I have been given the following question:

For part (a) I simply showed the transformation satisfies the two conditions:

$T(ax) = aT(x)$

and

$T(x+y) = T(x) + T(y)$

For part (b) I evaluated T for each value of $\beta$ and wrote this as a linear combination of the values in $\gamma$, with the coefficients of the combination making up the columns of the matrix.
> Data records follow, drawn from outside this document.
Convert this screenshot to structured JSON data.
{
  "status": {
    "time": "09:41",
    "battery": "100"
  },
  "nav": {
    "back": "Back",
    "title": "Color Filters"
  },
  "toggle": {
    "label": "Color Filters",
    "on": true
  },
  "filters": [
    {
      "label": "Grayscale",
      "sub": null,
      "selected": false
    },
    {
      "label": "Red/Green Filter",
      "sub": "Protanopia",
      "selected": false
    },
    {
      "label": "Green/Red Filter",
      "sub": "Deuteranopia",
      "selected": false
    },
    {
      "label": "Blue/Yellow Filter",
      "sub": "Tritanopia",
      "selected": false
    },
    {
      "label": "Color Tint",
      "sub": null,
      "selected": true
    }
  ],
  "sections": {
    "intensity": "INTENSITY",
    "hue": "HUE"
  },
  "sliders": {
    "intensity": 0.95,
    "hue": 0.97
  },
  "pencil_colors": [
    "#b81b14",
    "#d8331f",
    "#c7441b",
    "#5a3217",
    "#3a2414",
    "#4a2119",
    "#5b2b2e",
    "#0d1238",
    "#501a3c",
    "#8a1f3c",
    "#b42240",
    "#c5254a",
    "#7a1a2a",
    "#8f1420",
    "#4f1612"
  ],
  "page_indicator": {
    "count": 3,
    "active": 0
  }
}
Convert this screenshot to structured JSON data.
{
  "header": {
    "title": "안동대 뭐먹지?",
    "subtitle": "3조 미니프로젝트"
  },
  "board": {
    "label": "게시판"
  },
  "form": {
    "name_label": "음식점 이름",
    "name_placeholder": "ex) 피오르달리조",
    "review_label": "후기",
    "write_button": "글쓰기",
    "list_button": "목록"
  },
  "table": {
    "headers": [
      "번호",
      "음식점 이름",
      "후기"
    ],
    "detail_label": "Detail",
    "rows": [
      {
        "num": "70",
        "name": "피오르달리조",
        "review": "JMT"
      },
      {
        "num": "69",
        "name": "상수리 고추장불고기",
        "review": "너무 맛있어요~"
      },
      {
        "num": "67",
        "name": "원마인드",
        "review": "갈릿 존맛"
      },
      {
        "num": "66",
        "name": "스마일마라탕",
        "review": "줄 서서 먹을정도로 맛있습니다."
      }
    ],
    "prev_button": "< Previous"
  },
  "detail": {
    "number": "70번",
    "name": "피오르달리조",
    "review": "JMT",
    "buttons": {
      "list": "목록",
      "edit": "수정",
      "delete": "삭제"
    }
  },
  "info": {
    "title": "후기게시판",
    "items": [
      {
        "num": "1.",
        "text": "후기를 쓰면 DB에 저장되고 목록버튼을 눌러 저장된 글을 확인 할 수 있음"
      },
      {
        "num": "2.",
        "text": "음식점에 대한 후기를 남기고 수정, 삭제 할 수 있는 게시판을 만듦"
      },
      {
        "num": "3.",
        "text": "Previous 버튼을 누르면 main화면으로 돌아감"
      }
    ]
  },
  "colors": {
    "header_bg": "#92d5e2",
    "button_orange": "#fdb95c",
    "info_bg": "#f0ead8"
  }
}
I am now trying to do part (c), but I have no idea how I would do this. Any help would be greatly appreciated.

Answer 1

Carlos told you, how you can solve (c). Here is another method: by the rank-nullity- theorem, we have

$T$ is an isomorphism $ \iff ker(T)= \{0\}.$

If $p$ is a plynomial of degree $2$, hence $p(x)=ax^2+bx+c$, such that $p(0)=p'(0)=p''(0)=0$, what follows for $a,b$ and $c$ ?

Answer 2

Now you take that matrix that you got as an answer to (b) and you compute its determinant. It's not $0$, right?! So, $T$ is an isomorphism.

Answer 3

Hint.

The linear map $T$ is an isomorphism if and only if any one of its matrix representations is invertible. Now look for a matrix representation of $T$.